De 1989 à 1996, la gestion du ranch, exclusivement nationale, a bénéficié de l’autonomie de gestion. Cette étape a vu les premières tentatives d’implication du secteur privé à l’exploitation et à la valorisation des ressources naturelles du ranch.
En 1997, le ranch a bénéficié de l’appui du Fond pour l’Environnement Mondiale (FEM) à travers le projet dénommé « Optimisation de la diversité biologique dans les systèmes d’élevage de la faune sauvage : une expérience en zone semi-aride ».
En 1998 les activités de recherche dans le ranch de gibier de Nazinga ont été soutenues suite à un accord de coopération signé entre le Burkina Faso, la région Wallone et la Communauté Française de Belgique.

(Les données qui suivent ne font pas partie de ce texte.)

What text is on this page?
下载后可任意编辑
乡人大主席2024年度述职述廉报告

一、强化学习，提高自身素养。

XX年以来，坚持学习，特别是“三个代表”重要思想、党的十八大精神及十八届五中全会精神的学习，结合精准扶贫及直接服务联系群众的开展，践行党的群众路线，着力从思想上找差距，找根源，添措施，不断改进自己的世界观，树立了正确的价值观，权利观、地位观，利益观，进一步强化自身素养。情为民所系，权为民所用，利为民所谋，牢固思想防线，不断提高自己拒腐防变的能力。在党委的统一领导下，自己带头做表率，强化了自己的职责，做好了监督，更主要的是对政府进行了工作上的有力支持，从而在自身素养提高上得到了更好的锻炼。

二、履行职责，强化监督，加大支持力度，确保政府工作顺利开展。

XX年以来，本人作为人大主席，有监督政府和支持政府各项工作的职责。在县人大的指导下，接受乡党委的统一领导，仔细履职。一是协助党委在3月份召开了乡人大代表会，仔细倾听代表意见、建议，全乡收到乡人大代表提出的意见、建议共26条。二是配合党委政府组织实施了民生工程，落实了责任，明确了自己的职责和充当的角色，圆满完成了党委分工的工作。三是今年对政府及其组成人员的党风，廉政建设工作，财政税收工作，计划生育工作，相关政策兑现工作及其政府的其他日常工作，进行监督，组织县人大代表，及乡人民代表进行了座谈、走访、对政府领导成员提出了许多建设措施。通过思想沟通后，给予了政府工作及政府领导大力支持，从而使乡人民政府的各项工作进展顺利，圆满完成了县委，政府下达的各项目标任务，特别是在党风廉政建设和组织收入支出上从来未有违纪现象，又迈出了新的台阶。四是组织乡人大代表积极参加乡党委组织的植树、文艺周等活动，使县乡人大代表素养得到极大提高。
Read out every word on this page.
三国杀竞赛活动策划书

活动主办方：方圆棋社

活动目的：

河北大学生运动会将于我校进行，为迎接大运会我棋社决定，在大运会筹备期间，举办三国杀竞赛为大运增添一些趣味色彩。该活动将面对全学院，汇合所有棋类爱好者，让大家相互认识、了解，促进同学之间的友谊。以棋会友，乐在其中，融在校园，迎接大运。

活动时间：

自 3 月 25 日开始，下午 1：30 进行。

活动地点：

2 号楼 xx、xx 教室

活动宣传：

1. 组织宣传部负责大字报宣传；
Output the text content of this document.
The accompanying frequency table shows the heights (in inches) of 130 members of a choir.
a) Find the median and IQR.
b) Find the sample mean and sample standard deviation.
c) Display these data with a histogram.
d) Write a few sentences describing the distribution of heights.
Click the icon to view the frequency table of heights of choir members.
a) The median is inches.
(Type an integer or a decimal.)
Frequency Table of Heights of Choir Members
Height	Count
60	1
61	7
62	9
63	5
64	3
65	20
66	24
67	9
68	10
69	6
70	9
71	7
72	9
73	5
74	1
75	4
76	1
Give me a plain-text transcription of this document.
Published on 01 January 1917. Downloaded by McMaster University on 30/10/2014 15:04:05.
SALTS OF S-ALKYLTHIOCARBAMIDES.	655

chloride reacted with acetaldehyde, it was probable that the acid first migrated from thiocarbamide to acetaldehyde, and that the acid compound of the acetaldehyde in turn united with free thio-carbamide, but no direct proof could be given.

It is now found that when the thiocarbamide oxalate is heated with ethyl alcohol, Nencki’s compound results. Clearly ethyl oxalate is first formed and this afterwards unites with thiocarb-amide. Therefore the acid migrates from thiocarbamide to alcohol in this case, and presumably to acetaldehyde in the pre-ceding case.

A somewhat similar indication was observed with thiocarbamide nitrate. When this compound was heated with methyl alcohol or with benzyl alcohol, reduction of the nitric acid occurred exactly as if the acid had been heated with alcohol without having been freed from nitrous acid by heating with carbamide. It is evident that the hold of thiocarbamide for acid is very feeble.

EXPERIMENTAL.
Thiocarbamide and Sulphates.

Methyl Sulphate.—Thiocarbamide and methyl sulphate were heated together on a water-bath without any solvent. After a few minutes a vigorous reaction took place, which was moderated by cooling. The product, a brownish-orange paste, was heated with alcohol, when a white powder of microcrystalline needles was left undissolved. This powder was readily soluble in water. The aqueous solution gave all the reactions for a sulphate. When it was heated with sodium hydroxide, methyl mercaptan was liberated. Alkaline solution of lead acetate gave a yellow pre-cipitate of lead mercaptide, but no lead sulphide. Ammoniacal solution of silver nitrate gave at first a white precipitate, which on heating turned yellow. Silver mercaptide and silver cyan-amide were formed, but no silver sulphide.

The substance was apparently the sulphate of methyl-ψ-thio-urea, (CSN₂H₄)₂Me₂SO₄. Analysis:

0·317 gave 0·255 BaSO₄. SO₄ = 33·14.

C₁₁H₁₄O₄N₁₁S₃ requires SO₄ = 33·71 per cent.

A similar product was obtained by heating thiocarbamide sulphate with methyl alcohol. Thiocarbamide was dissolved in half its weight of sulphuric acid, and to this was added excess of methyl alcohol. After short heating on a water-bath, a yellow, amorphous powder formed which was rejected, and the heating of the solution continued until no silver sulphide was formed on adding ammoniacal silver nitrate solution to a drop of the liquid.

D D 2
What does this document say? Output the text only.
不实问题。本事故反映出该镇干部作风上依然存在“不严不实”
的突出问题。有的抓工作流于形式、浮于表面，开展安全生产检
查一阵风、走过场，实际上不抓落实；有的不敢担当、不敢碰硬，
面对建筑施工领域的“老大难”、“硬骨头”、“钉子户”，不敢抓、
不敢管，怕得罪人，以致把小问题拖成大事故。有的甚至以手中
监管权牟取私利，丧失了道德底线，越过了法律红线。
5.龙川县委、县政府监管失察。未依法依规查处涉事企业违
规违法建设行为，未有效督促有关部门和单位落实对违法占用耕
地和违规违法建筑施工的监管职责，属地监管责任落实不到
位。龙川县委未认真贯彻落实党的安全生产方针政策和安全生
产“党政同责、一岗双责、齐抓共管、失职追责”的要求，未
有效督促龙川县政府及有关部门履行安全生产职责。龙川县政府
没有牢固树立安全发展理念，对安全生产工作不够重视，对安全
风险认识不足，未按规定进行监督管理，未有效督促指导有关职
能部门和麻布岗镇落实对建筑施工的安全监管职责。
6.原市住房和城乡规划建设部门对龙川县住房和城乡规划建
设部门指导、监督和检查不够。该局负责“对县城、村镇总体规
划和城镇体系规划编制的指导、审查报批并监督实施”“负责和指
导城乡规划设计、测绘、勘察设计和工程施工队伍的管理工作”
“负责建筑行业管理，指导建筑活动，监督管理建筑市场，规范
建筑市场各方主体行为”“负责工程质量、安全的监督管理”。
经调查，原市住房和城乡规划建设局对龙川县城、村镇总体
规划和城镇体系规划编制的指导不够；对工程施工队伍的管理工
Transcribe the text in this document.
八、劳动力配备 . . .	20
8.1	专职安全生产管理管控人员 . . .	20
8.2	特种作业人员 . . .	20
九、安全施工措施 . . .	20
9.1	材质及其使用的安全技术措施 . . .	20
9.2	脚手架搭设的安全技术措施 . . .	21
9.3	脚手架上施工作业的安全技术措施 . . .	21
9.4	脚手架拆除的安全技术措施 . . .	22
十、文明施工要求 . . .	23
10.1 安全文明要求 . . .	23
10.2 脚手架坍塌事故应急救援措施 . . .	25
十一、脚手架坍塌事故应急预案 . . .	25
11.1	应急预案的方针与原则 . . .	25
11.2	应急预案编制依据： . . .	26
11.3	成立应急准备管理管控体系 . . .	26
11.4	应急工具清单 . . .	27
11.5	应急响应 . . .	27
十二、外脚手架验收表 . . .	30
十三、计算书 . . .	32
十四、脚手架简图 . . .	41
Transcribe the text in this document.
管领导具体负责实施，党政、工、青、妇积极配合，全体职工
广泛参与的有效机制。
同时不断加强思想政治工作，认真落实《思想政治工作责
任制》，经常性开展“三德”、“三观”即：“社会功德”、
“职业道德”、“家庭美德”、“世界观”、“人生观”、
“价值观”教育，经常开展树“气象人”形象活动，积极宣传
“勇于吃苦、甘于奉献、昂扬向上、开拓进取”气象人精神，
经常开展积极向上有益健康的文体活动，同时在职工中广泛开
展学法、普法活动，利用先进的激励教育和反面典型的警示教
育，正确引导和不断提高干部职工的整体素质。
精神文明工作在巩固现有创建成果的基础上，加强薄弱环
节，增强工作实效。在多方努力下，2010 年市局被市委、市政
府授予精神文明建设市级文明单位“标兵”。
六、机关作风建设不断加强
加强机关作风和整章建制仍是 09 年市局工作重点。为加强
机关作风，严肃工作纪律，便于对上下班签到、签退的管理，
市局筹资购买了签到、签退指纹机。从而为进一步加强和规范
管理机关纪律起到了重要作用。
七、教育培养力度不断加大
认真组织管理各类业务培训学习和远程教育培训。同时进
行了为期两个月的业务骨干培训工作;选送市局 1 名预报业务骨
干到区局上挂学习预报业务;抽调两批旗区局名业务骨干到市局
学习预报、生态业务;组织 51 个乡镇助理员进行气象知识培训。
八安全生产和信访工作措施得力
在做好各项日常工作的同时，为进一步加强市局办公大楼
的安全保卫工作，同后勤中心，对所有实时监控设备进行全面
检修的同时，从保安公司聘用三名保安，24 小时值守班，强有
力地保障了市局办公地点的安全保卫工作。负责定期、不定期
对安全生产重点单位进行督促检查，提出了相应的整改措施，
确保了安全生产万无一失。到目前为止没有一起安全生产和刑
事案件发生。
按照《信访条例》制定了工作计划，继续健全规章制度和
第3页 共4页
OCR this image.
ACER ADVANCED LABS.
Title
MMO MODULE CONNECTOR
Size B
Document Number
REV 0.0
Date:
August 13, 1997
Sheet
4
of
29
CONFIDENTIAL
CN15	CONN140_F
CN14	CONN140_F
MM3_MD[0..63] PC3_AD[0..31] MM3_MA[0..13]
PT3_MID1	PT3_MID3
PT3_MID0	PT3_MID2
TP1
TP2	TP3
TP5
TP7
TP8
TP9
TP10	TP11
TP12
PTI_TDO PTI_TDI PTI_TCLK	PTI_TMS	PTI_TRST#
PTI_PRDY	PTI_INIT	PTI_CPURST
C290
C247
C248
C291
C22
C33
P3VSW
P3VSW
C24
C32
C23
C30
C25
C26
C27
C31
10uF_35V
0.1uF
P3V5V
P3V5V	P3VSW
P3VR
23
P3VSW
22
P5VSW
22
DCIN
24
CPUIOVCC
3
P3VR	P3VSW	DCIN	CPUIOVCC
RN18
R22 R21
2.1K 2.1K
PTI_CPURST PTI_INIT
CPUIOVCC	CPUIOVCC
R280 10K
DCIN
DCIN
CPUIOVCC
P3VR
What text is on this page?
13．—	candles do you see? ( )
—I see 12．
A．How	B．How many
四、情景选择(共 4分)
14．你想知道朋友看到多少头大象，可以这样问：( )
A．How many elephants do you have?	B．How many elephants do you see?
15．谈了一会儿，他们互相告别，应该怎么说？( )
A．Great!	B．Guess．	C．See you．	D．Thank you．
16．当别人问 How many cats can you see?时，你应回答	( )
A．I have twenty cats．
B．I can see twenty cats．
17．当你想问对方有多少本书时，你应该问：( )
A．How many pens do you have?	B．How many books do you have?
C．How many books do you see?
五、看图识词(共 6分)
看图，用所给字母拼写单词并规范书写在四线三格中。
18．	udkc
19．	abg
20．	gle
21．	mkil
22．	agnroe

Tout cet ensemble d’appuis et de soutiens font aujourd’hui de la Forêt Classée/Ranch de Gibier de Nazinga un échantillon type d’aire protégée faunique aménagée.

OBJECTIFS
L e ranch de gibier de NAZINGA, faut-il le rappeler a comme objectif global de promouvoir la gestion durable et intégrée des ressources fauniques. Toutefois, le RGN est à la recherche d’une meilleure forme de gestion conformément aux objectifs qui lui sont assignés. A savoir :
- assurer la protection et le maintien à long terme de la diversité biologique et des autres valeurs naturelles du site ;
- promouvoir des pratiques rationnelles de gestion afin d’assurer une productivité durable ;
- protéger le capital de ressources naturelles contre toute forme d’aliénation engendrée par d’autres formes d’utilisations du sol susceptibles de porter préjudice à la diversité biologique de la région ;
- contribuer au développement local, régional et national.

Les différents objectifs spécifiques qui y sont rattachés sont les suivants :

- la production soutenue des ressources en faune sauvage et l’organisation de toutes les formes d’utilisation durable de la faune
- la contribution au maintien des équilibres écologiques, à l’optimisation de la diversité biologique et au bien être des populations riveraines ;
- la promotion de la recherche appliquée en vue d’identifier les formes de gestion durable de la faune sauvage.

POPULATION

Les populations de la région du Ranch appartiennent en majorité au groupe ethnique Gourounsi qui représente 5% de la population burkinabè.

Selon la littérature, l’histoire ancienne des populations gourounsi qui vivent actuellement dans la zone est peu connue, mais selon certaines sources, cette ethnie était déjà présente au centre du pays à l’arrivée des envahisseurs mossi au XIIème siècle.

Les Gourounsi ont migré progressivement dans les villages actuels en plusieurs étapes. Vers les 16 ème et 19 ème siècles ils ont été pillés et décimés par les invasions et les razzias des Mossi venant du centre du pays et par les Zaberma et les Djerma en provenance respectivement du Niger et du Nord Ghana qui venaient chercher des esclaves.

Dans les années 1950, l’onchocercose et la trypanosomiase qui sévissaient le long des rivières ont entraîné une forte mortalité au sein des populations, allant même jusqu’à l’extinction de certains villages (Doua, Koum, Sakaro, Yaro). Les populations riveraines actuelles seraient donc originaires du plateau central du Burkina, du Niger ou du Nord Ghana.

Dans les années 1970, suite aux grandes sécheresses, la région a connu une autre phase de peuplement avec l’arrivée des ethnies mossi, bissa et peul à la recherche de terres cultivables.

Onze (11) villages sont riverains au Ranch de Gibier de Nazinga. Ce sont :
Oualem, Saro, Boassan, Koumbili, Natiédougou, Kontioro et Sya relevant administrativement de la commune de Guiaro et Tiakané de la commune de Pô dans la province du Nahouri ; Tassyan, Kounou et Boala de la commune de Biéha dans la province de la Sissili.